Monday, September 25, 2017

Telling a Story



The Grandson (Fred Savage): Grandpa, maybe you could come over and read it again to me tomorrow.

Grandpa (Peter Falk): As you wish.

My mother loved "The Princess Bride," which premiered on this day in 1987.

That is what I most remember about the movie.

Mom saw it at a theater. I didn't see it with her. For years after that, she kept urging me to rent the video tape, but I never did. Finally, she gave me a copy of the video tape for Christmas — just a few months before she died in a flash flood.

At the time of her death, I still hadn't watched the tape. I still had it, but I hadn't watched it. So one night I decided I was going to do it for Mom.

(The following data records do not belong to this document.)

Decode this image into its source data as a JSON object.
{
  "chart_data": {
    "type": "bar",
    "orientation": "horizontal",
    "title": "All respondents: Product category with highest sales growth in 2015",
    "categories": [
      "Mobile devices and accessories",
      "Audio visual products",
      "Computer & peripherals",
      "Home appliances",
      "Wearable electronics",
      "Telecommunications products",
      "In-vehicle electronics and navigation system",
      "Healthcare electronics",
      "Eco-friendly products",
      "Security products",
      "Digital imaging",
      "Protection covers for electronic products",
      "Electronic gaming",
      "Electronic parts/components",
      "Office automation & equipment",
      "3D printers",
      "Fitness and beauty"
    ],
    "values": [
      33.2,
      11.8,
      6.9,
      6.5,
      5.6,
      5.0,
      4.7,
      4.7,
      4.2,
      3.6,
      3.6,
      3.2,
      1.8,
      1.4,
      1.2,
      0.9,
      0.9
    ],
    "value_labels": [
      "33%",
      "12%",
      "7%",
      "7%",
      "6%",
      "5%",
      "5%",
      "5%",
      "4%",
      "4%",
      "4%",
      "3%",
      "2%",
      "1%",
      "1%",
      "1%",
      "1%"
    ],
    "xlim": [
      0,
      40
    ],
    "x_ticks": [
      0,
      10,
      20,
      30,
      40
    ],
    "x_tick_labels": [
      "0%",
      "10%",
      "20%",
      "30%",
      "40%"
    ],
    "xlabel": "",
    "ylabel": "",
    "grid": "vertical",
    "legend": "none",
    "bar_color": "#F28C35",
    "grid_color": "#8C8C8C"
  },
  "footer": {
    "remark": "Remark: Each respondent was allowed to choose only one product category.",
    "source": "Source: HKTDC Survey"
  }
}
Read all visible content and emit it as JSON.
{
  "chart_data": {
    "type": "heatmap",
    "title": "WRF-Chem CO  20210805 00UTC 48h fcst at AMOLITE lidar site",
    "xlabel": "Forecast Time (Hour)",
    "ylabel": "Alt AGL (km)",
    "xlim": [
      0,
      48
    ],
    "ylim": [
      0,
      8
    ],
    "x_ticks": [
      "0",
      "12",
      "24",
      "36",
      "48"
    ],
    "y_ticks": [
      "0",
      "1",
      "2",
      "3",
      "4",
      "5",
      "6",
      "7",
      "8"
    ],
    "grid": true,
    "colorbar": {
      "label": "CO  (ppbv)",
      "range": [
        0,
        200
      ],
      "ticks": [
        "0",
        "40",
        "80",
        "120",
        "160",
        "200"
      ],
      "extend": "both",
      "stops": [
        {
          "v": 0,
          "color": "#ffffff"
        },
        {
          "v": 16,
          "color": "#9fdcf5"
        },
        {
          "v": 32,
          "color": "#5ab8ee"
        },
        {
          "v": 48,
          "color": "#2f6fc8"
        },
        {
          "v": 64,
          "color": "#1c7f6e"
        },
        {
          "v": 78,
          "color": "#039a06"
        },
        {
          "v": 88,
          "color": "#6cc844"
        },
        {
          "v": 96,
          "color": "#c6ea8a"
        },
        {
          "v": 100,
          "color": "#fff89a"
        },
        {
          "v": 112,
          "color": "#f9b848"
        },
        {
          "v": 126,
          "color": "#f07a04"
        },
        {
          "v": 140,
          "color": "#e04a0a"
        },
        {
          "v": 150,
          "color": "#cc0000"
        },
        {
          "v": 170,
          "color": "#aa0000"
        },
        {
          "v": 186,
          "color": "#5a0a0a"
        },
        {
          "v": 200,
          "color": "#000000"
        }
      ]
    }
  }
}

I thought the movie was cute, and I could see why Mom liked it, why so many people liked it. Critics liked it, and it was a modest success at the box office, too.

I would have liked to talk with Mom about it. That was what we did almost every time we saw a movie together. Our discussions were brief sometimes, extensive other times, but they were almost always the best part of the movie watching experience for me.

I miss many things about my mother, but that exchange of thoughts and ideas may be what I miss the most. I have no doubt that our conversation about "The Princess Bride" would have been one of our best.

Reading Roger Ebert's review was almost as good. Not quite, but almost.

"'The Princess Bride' reveals itself as a sly parody of sword and sorcery movies, a film that somehow manages to exist on two levels at once," Ebert wrote. "While younger viewers will sit spellbound at the thrilling events on the screen, adults, I think, will be laughing a lot."

I wanted to know which parts Mom found funny — and why. I think I know the answer, but I never truly will.

Ebert elaborated on that point, and I couldn't disagree.

"In its own peculiar way, 'The Princess Bride' resembles 'This Is Spinal Tap,' an earlier film by the same director, Rob Reiner," he wrote. "Both films are funny not only because they contain comedy, but because Reiner does justice to the underlying form of his story. 'Spinal Tap' looked and felt like a rock documentary — and then it was funny. 'The Princess Bride' looks and feels like 'Legend' or any of those other quasi–heroic epic fantasies — and then it goes for the laughs."

Without going into too much detail, the movie was the telling of a story by a grandfather (Peter Falk) to his bedridden grandson (Fred Savage) — and if Mom could be here, I have no doubt she would say that I shouldn't spoil too much for anyone who hasn't seen it.

I don't think it would spoil too much, though, if I told you that, in the context of the story, it was established that the phrase "As you wish" really means "I love you."

When I discovered that, I understood the meaning of the note Mom had attached to that Christmas gift. "I think you'll like this," Mom wrote. "As you wish."

I remember being puzzled by that at the time, and I asked Mom about it. But all she did was smile. She knew what it meant, and she knew I would understand only if I watched the movie.